I lie here, warm in my bed and wait for sleep to find me.
I can hear my small boy breathing next to me, sleeping peacefully and I wonder….
It’s funny how differently we approach sleep.
The Small boy lies in his bed as tired as tired. He lies there, holding my hand, playing with my arm, touching my skin, running his fingers up and down, being close to me. His eyes open. Occasionally he looks at me but mostly he stares off into space.
He waits for sleep to find him.
He doesn’t beckon sleep to him, he doesn’t fight it, he just waits until sleep comes to him, as if he has nothing more important than this to do.
Eventually his eyes become heavy. His blinks become slower and longer and for a moment he will close his eyes, only to open them again. Eventually his eyes give in and they close, his breathing slows and sleep has found him.
Me on the other hand?
I stumble into my bed much later than I have planned and burrow under the covers. I close my eyes and will sleep to come to me.
My mind races with all the things I have done and all the things I am still to do.

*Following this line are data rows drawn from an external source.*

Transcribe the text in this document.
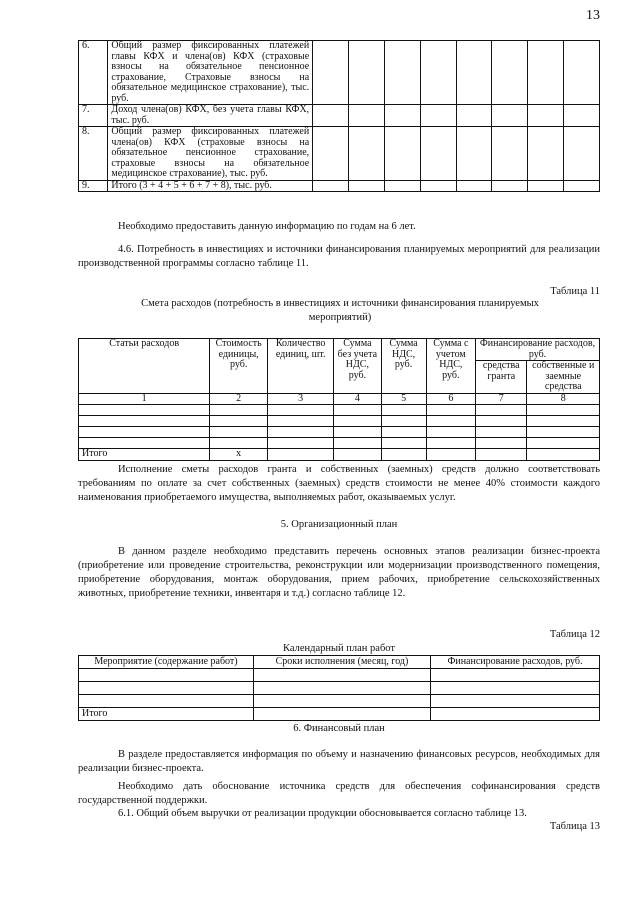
13
6.	Общий размер фиксированных платежей главы КФХ и члена(ов) КФХ (страховые взносы на обязательное пенсионное страхование, Страховые взносы на обязательное медицинское страхование), тыс. руб.								
7.	Доход члена(ов) КФХ, без учета главы КФХ, тыс. руб.								
8.	Общий размер фиксированных платежей члена(ов) КФХ (страховые взносы на обязательное пенсионное страхование, страховые взносы на обязательное медицинское страхование), тыс. руб.								
9.	Итого (3 + 4 + 5 + 6 + 7 + 8), тыс. руб.								

Необходимо предоставить данную информацию по годам на 6 лет.

4.6. Потребность в инвестициях и источники финансирования планируемых мероприятий для реализации производственной программы согласно таблице 11.

Таблица 11

Смета расходов (потребность в инвестициях и источники финансирования планируемых мероприятий)

Статьи расходов	Стоимость единицы, руб.	Количество единиц, шт.	Сумма без учета НДС, руб.	Сумма НДС, руб.	Сумма с учетом НДС, руб.	Финансирование расходов, руб.	
						средства гранта	собственные и заемные средства
1	2	3	4	5	6	7	8

Итого	х						

Исполнение сметы расходов гранта и собственных (заемных) средств должно соответствовать требованиям по оплате за счет собственных (заемных) средств стоимости не менее 40% стоимости каждого наименования приобретаемого имущества, выполняемых работ, оказываемых услуг.

5. Организационный план

В данном разделе необходимо представить перечень основных этапов реализации бизнес-проекта (приобретение или проведение строительства, реконструкции или модернизации производственного помещения, приобретение оборудования, монтаж оборудования, прием рабочих, приобретение сельскохозяйственных животных, приобретение техники, инвентаря и т.д.) согласно таблице 12.

Таблица 12

Календарный план работ

Мероприятие (содержание работ)	Сроки исполнения (месяц, год)	Финансирование расходов, руб.

Итого		

6. Финансовый план

В разделе предоставляется информация по объему и назначению финансовых ресурсов, необходимых для реализации бизнес-проекта.

Необходимо дать обоснование источника средств для обеспечения софинансирования средств государственной поддержки.

6.1. Общий объем выручки от реализации продукции обосновывается согласно таблице 13.

Таблица 13
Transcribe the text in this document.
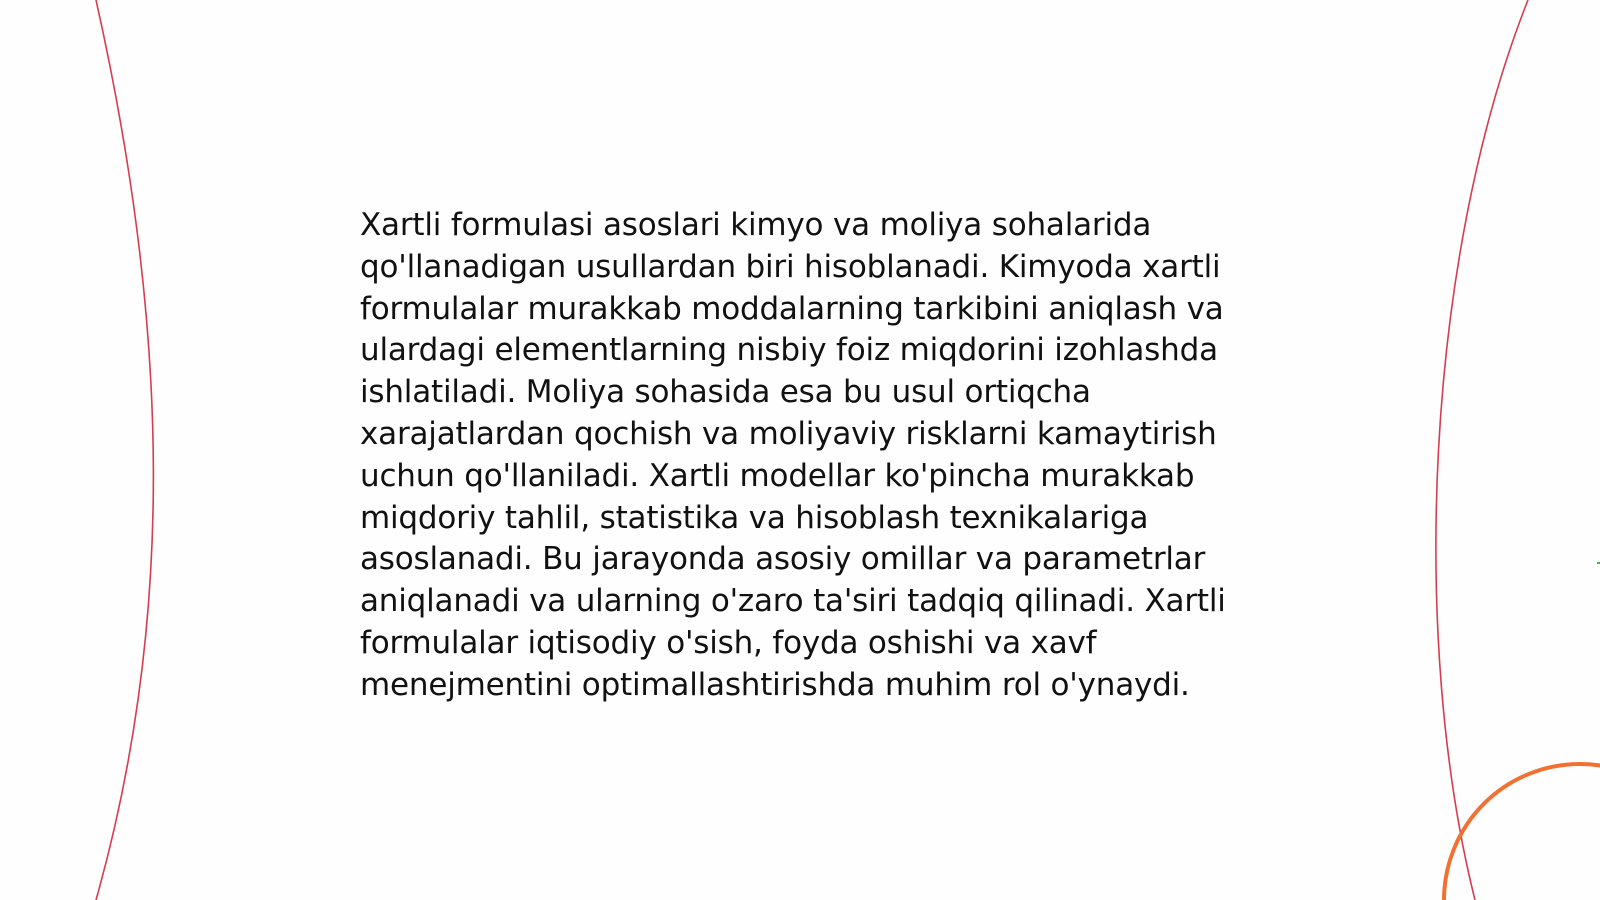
Xartli formulasi asoslari kimyo va moliya sohalarida qo'llanadigan usullardan biri hisoblanadi. Kimyoda xartli formulalar murakkab moddalarning tarkibini aniqlash va ulardagi elementlarning nisbiy foiz miqdorini izohlashda ishlatiladi. Moliya sohasida esa bu usul ortiqcha xarajatlardan qochish va moliyaviy risklarni kamaytirish uchun qo'llaniladi. Xartli modellar ko'pincha murakkab miqdoriy tahlil, statistika va hisoblash texnikalariga asoslanadi. Bu jarayonda asosiy omillar va parametrlar aniqlanadi va ularning o'zaro ta'siri tadqiq qilinadi. Xartli formulalar iqtisodiy o'sish, foyda oshishi va xavf menejmentini optimallashtirishda muhim rol o'ynaydi.
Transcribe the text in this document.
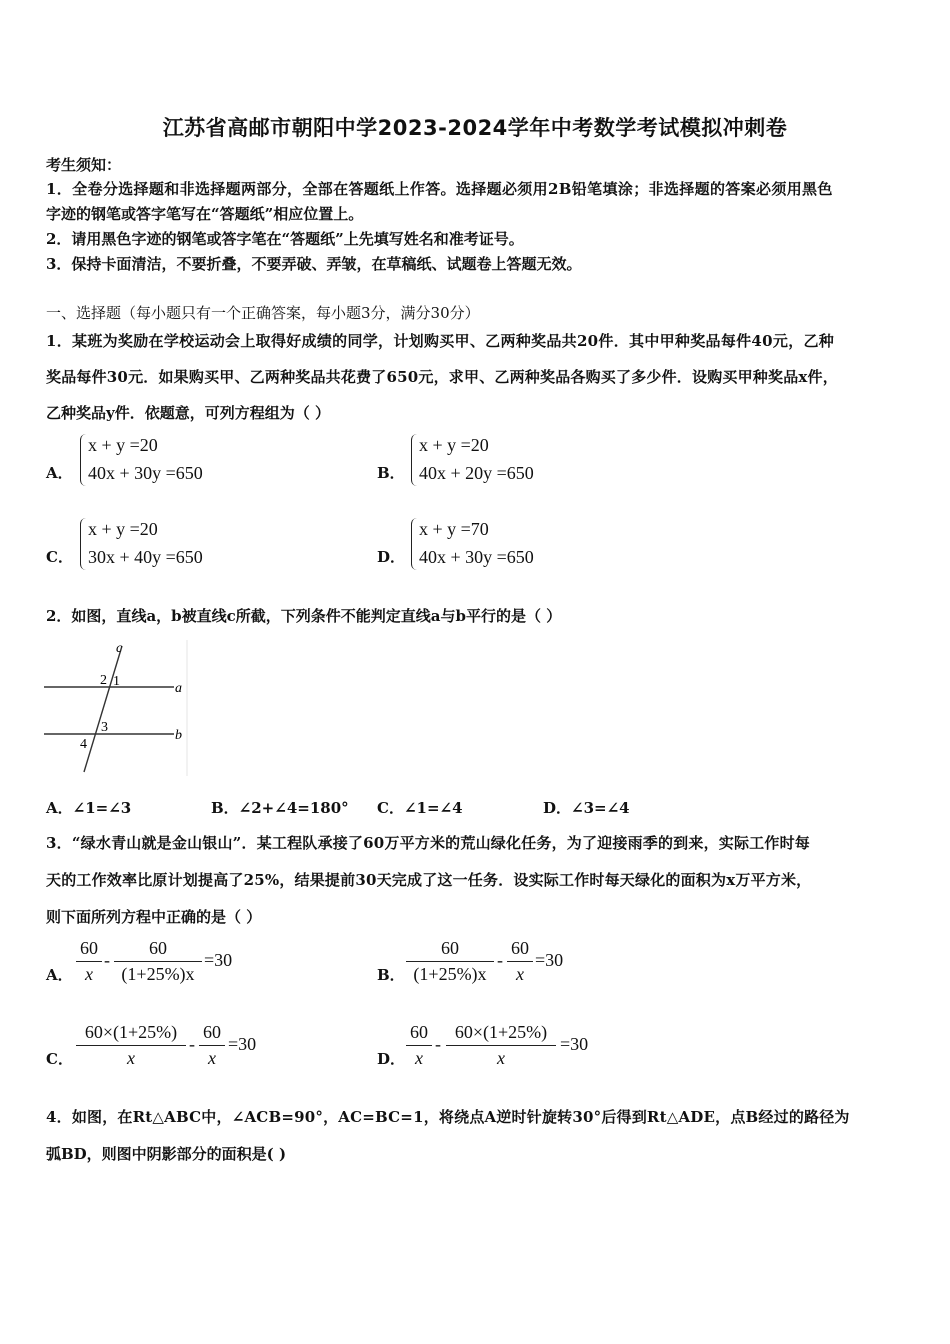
江苏省高邮市朝阳中学2023-2024学年中考数学考试模拟冲刺卷
考生须知：
1．全卷分选择题和非选择题两部分，全部在答题纸上作答。选择题必须用2B铅笔填涂；非选择题的答案必须用黑色
字迹的钢笔或答字笔写在“答题纸”相应位置上。
2．请用黑色字迹的钢笔或答字笔在“答题纸”上先填写姓名和准考证号。
3．保持卡面清洁，不要折叠，不要弄破、弄皱，在草稿纸、试题卷上答题无效。
一、选择题（每小题只有一个正确答案，每小题3分，满分30分）
1．某班为奖励在学校运动会上取得好成绩的同学，计划购买甲、乙两种奖品共20件．其中甲种奖品每件40元，乙种
奖品每件30元．如果购买甲、乙两种奖品共花费了650元，求甲、乙两种奖品各购买了多少件．设购买甲种奖品x件，
乙种奖品y件．依题意，可列方程组为（ ）
A．
x + y =20
40x + 30y =650	B．
x + y =20
40x + 20y =650
C．
x + y =20
30x + 40y =650	D．
x + y =70
40x + 30y =650
2．如图，直线a，b被直线c所截，下列条件不能判定直线a与b平行的是（ ）
c
a
b
2 1
3
4
A．∠1=∠3	B．∠2+∠4=180° C．∠1=∠4	D．∠3=∠4
3．“绿水青山就是金山银山”．某工程队承接了60万平方米的荒山绿化任务，为了迎接雨季的到来，实际工作时每
天的工作效率比原计划提高了25%，结果提前30天完成了这一任务．设实际工作时每天绿化的面积为x万平方米，
则下面所列方程中正确的是（ ）
A． $\frac{60}{x} - \frac{60}{(1+25\%)x} =30$
B． $\frac{60}{(1+25\%)x} - \frac{60}{x} =30$
C． $\frac{60\times(1+25\%)}{x} - \frac{60}{x} =30$
D． $\frac{60}{x} - \frac{60\times(1+25\%)}{x} =30$
4．如图，在Rt△ABC中，∠ACB=90°，AC=BC=1，将绕点A逆时针旋转30°后得到Rt△ADE，点B经过的路径为
弧BD，则图中阴影部分的面积是( )
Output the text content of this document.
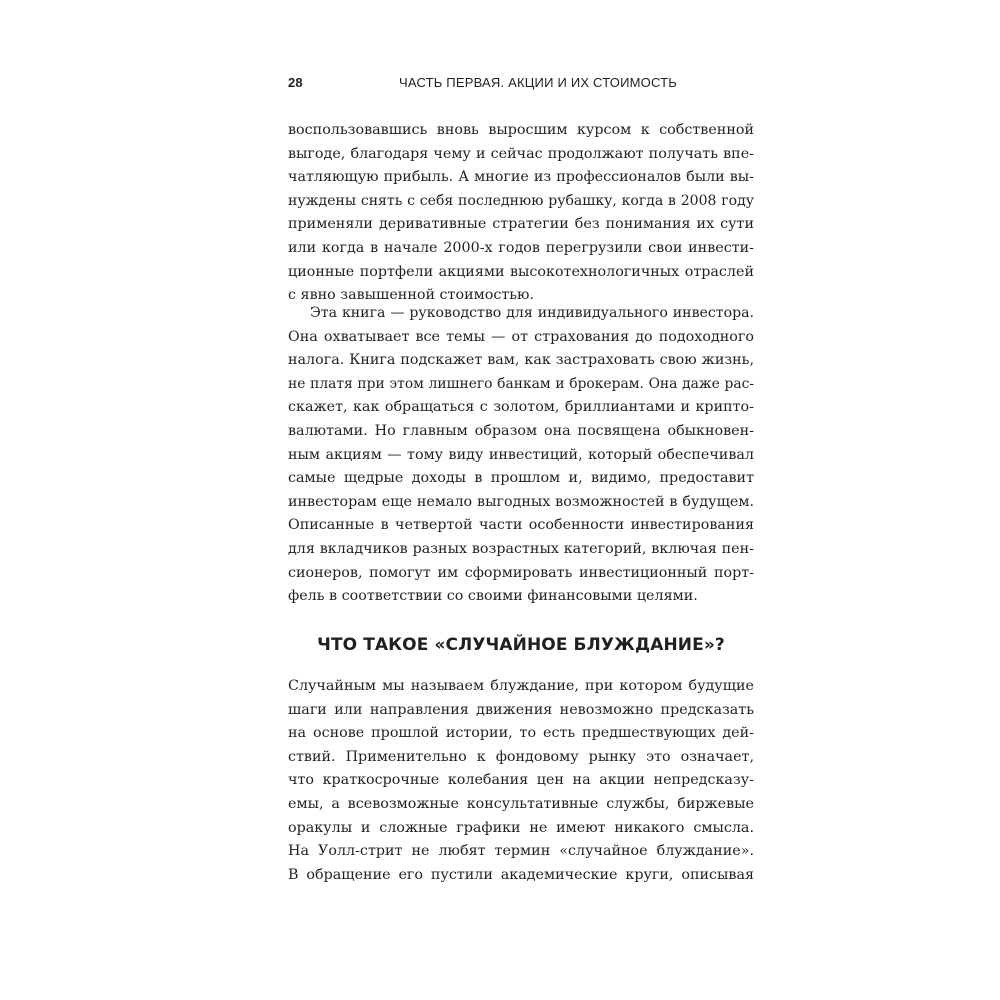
28	ЧАСТЬ ПЕРВАЯ. АКЦИИ И ИХ СТОИМОСТЬ
воспользовавшись вновь выросшим курсом к собственной
выгоде, благодаря чему и сейчас продолжают получать впе-
чатляющую прибыль. А многие из профессионалов были вы-
нуждены снять с себя последнюю рубашку, когда в 2008 году
применяли деривативные стратегии без понимания их сути
или когда в начале 2000-х годов перегрузили свои инвести-
ционные портфели акциями высокотехнологичных отраслей
с явно завышенной стоимостью.
Эта книга — руководство для индивидуального инвестора.
Она охватывает все темы — от страхования до подоходного
налога. Книга подскажет вам, как застраховать свою жизнь,
не платя при этом лишнего банкам и брокерам. Она даже рас-
скажет, как обращаться с золотом, бриллиантами и крипто-
валютами. Но главным образом она посвящена обыкновен-
ным акциям — тому виду инвестиций, который обеспечивал
самые щедрые доходы в прошлом и, видимо, предоставит
инвесторам еще немало выгодных возможностей в будущем.
Описанные в четвертой части особенности инвестирования
для вкладчиков разных возрастных категорий, включая пен-
сионеров, помогут им сформировать инвестиционный порт-
фель в соответствии со своими финансовыми целями.
ЧТО ТАКОЕ «СЛУЧАЙНОЕ БЛУЖДАНИЕ»?
Случайным мы называем блуждание, при котором будущие
шаги или направления движения невозможно предсказать
на основе прошлой истории, то есть предшествующих дей-
ствий. Применительно к фондовому рынку это означает,
что краткосрочные колебания цен на акции непредсказу-
емы, а всевозможные консультативные службы, биржевые
оракулы и сложные графики не имеют никакого смысла.
На Уолл-стрит не любят термин «случайное блуждание».
В обращение его пустили академические круги, описывая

I tell my body to relax and my mind to be quiet but they don’t obey. I lay there, eyes shut tight in the hope that this simple act will magic me quickly to sleep, but it doesn’t.
I’m still there, eyes still closed tight, an hour later… still trying to work out how to get sleep to come to me. My mind is betraying me now, it’s calculating how many hours it is until I have to get up for another day, how much sleep I would have gotten if only I had gone to sleep when I first came to bed. I tell my mind to be quiet in my most stern teacher’s voice and scrunch my eyes tightly closed…
Come on sleep… where are you?
I am in bed, my body is still, my eyes are closed…. if only my brain would kindly shut up, then I am sure sleep would come.
I toss and turn. I’m not comfortable, that must be why sleep hasn’t come yet. I take off my socks and then put them back on because my feet are cold. I listen to the snoring coming from either side of me and try to block it out. I tell my brain to be quiet again.
Then the Small Boy stirs… he mutters something in his sleep and rolls over. It makes me wonder… How differently we approach sleep… and then I stop fighting and let my brain wander around this thought, writing a blog post in my mind, until eventually………
Ooh I am the same as you!
It takes me forever to get to sleep, my mind simply wont shut up!
How nice it would be to simply let sleep come!
I do exactly the same thing! I wish I could say Bibi was as calm when she goes to sleep as the Small Boy is but she fights it. :(
It struck me while I was reading this (beautifully written BTW) that we spend all this time developing sleep routines for our kids and making sure they wind down, follow their sleep cues etc and then don’t do the same thing for ourselves. I know I keep working/surfing/watching/reading right up until my eyes are hanging out of my head, then jump in to bed. No wind down time, no time to switch the brain off! The only way I can then relax is to read a book in bed and look at the clock thinking “I should be asleep. I have to get up in x hours!”.
Anyway – I feel your pain and hope you get/got a good night’s sleep tonight. :)
Oh I hate it when the day intrudes and erodes at your sleep. My problem is not in the initial dropping off, rather the early morning re-entry into sleep…
Well described.
How true. To have the mind of a child sometimes. I find that reading before I go to sleep helps me rid my mind of the day to day intrusions although sometimes they creep in.